Overall I enjoyed it and was happy to learn that the National Theatre at Home exists. I expect I will subscribe for a few months, binge a bunch of theatre, then cancel for a long while.
Reservation Dogs, season 1-3
Shanon and I were in no hurry to finish Reservation Dogs because we love the show so much. I can’t think of another show right now that kept up the quality for three seasons like this. I feel like every episode is at least good, and many episodes are really great. The core cast is phenomenal, the supporting cast and guests (oh shit it’s Ethan Hawke!) are great, the writing is really tight—Shanon pointed out to me that it doesn’t feel like a <30 minute show, but it is. Usually when a show is about teenage characters, it’s hard to care much about the parents, but Reservation Dogs had me caring about the parents and the grandparents and all the extended families. Really can’t recommend it highly enough.
And I’m glad that they called it done after three seasons. I would hate to see it lose focus and quality.
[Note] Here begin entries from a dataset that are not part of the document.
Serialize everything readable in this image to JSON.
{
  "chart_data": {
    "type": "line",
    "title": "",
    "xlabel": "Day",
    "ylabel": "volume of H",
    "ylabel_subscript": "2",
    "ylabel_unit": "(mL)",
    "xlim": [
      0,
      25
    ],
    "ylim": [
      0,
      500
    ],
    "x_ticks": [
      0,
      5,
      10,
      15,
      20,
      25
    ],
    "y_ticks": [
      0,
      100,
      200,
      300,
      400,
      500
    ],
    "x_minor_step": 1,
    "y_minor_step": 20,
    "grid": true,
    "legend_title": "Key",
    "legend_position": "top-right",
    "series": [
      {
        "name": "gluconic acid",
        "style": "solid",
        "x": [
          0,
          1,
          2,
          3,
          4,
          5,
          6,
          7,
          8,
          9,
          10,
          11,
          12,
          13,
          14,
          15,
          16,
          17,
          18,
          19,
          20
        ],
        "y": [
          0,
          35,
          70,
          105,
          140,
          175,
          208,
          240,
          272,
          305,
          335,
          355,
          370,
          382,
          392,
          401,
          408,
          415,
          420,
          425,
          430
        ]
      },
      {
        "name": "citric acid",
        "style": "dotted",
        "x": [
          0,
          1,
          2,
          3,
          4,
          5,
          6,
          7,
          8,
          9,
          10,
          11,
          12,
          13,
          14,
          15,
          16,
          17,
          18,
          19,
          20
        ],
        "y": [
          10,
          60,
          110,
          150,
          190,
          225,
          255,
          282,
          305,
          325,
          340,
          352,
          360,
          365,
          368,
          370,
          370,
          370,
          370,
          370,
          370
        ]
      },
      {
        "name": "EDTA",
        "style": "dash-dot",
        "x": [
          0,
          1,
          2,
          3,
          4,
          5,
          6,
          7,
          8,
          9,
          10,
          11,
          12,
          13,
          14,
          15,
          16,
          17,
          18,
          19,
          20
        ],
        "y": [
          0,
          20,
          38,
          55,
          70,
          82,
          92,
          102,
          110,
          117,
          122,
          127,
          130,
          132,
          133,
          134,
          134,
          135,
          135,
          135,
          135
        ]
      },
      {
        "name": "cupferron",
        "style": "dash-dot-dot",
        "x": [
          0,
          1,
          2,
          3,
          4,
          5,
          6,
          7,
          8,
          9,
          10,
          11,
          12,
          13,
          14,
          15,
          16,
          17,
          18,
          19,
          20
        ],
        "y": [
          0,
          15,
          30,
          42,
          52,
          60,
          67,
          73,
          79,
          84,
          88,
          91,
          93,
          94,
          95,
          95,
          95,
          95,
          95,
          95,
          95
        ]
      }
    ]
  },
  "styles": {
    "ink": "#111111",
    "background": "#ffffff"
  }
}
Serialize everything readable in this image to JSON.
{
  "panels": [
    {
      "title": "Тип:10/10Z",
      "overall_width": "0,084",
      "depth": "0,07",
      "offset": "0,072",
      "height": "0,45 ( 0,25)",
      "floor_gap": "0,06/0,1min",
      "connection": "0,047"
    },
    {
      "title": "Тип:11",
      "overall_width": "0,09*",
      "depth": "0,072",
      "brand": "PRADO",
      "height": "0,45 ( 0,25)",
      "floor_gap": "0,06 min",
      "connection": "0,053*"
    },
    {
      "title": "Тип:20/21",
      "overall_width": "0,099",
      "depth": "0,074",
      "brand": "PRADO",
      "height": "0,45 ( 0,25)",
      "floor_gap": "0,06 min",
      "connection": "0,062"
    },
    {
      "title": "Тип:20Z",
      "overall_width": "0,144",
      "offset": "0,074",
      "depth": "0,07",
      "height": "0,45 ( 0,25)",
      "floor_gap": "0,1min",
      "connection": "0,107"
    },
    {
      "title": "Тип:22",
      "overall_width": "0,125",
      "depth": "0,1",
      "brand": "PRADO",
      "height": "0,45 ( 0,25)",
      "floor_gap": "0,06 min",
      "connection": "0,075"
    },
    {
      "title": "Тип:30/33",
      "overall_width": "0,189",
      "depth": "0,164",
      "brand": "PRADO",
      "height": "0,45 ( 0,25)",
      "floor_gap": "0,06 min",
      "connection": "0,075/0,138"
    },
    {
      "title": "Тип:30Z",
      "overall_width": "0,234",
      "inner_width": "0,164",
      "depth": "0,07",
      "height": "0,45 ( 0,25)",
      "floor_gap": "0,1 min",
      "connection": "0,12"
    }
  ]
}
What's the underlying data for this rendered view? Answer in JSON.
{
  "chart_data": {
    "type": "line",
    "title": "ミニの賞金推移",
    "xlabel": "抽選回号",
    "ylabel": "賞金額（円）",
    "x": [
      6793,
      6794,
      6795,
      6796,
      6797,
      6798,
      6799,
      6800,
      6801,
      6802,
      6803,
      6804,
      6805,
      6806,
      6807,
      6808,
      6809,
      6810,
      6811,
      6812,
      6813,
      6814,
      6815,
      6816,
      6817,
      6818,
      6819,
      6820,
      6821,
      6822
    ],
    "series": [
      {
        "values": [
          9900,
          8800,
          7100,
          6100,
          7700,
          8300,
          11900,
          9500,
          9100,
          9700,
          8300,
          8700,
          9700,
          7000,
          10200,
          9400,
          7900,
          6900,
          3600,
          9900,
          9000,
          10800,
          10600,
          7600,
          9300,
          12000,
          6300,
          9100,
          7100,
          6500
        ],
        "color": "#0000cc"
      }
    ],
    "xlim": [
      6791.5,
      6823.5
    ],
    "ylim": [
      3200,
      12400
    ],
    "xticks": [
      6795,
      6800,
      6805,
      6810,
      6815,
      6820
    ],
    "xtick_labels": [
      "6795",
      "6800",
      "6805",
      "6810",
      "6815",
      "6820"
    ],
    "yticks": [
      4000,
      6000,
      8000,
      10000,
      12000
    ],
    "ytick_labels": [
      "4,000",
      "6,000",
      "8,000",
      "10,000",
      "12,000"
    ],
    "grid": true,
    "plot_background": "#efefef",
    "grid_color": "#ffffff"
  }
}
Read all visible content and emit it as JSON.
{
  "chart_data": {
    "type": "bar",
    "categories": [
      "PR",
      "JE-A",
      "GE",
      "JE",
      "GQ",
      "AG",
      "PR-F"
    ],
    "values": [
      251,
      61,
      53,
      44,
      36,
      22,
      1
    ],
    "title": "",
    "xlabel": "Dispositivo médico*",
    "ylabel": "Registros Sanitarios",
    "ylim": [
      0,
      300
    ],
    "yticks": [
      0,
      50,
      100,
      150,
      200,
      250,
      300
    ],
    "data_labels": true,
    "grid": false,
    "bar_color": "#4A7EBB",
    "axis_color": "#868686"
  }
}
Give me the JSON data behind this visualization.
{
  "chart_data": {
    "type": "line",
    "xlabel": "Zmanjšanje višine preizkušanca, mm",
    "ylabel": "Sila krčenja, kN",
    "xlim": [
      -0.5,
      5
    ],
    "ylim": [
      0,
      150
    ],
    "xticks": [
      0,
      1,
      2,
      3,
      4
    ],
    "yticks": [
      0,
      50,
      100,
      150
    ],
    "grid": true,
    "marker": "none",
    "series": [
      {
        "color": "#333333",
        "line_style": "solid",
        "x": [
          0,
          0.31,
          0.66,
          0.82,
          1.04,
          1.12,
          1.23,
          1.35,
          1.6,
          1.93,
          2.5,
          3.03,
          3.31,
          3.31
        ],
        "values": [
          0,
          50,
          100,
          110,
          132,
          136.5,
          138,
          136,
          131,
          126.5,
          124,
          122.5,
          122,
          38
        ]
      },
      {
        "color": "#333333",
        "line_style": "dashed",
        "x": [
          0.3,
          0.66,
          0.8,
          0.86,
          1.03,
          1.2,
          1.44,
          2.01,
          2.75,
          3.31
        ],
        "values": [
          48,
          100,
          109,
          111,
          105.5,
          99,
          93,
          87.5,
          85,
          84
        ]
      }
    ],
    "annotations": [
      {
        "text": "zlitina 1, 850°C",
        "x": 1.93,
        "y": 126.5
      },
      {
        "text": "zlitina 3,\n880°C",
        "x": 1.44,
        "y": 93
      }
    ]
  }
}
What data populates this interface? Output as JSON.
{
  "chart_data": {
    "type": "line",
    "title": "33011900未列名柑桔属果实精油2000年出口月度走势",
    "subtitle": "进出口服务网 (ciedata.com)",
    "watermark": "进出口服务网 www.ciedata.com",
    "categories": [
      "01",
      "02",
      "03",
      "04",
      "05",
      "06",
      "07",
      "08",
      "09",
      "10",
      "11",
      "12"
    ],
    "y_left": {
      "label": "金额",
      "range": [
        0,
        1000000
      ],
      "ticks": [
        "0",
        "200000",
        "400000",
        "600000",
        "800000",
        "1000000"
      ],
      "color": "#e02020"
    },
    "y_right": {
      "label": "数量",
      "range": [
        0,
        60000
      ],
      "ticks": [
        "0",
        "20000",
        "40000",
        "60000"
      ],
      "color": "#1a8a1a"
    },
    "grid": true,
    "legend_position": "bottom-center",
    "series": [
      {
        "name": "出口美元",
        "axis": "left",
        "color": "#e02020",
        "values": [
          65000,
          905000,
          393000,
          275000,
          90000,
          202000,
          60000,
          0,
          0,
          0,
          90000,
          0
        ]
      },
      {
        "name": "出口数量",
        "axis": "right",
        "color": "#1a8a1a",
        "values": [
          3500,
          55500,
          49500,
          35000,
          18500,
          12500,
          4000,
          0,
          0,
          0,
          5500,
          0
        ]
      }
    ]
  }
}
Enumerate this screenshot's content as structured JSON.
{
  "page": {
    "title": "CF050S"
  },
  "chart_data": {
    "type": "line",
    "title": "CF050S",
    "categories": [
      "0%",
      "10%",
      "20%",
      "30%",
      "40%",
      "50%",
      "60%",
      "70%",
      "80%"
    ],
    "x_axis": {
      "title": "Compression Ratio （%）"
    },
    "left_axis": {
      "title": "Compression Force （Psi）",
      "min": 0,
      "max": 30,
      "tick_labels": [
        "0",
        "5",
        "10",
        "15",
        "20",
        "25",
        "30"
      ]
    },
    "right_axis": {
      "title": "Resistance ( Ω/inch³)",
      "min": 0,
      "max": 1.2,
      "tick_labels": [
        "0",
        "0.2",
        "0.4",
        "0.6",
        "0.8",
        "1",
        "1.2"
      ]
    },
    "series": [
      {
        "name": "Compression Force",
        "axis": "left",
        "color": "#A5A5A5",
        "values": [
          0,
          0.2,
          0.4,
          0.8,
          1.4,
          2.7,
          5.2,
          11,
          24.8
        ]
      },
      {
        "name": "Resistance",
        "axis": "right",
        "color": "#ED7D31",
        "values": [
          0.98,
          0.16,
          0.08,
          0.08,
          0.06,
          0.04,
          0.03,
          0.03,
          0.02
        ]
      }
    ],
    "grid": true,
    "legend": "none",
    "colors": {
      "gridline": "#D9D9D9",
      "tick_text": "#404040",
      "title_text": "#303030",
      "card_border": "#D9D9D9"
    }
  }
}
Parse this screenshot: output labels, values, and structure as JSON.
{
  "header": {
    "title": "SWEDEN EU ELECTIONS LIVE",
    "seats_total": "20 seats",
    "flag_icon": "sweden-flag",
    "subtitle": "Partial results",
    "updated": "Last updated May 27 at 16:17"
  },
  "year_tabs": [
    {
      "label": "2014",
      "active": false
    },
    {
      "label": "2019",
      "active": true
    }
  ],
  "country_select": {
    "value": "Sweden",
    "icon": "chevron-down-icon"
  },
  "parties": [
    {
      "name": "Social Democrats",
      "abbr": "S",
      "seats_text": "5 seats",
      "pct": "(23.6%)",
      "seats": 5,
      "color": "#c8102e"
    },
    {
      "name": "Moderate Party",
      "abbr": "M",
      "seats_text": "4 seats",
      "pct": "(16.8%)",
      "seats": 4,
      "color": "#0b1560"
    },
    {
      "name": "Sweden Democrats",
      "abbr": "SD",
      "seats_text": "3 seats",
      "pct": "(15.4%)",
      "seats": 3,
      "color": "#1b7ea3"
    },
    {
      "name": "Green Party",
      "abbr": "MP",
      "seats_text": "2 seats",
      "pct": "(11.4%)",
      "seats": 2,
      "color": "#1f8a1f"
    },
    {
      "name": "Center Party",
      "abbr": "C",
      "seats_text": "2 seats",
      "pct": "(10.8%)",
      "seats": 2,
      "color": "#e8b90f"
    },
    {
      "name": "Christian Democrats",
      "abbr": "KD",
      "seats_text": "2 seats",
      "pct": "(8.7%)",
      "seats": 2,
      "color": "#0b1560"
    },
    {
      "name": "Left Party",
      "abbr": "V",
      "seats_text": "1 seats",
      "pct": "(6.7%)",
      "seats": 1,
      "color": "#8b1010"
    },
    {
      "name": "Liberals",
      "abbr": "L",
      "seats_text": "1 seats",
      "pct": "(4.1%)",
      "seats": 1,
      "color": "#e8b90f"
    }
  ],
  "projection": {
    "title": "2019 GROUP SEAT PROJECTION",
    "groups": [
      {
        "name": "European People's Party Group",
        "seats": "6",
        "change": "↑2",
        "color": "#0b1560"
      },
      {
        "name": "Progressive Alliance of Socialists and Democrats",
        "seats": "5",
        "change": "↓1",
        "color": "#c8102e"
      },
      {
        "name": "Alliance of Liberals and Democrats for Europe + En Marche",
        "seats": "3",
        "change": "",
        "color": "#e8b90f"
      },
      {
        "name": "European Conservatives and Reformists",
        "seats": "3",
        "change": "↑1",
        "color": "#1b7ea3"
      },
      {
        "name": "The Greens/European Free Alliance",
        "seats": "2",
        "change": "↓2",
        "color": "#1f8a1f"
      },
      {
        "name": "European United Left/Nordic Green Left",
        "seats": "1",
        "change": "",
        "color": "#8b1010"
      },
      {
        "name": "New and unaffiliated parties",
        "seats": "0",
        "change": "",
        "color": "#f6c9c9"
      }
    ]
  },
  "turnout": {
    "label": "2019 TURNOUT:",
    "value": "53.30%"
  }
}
I just hope all the talented people who made the show continue to get great opportunities to tell more stories.
I so wish I had a copy of the "Drama Is Pretentious" server (actually just a text document that lived buried somewhere in the college network) from my freshman year wherein people anonymously discussed campus productions, because "Dr. Dorn’s unbuttoned third button is doing a lot of work here" is a perfect example (if slightly more elevated) of the kind of thing we talked about.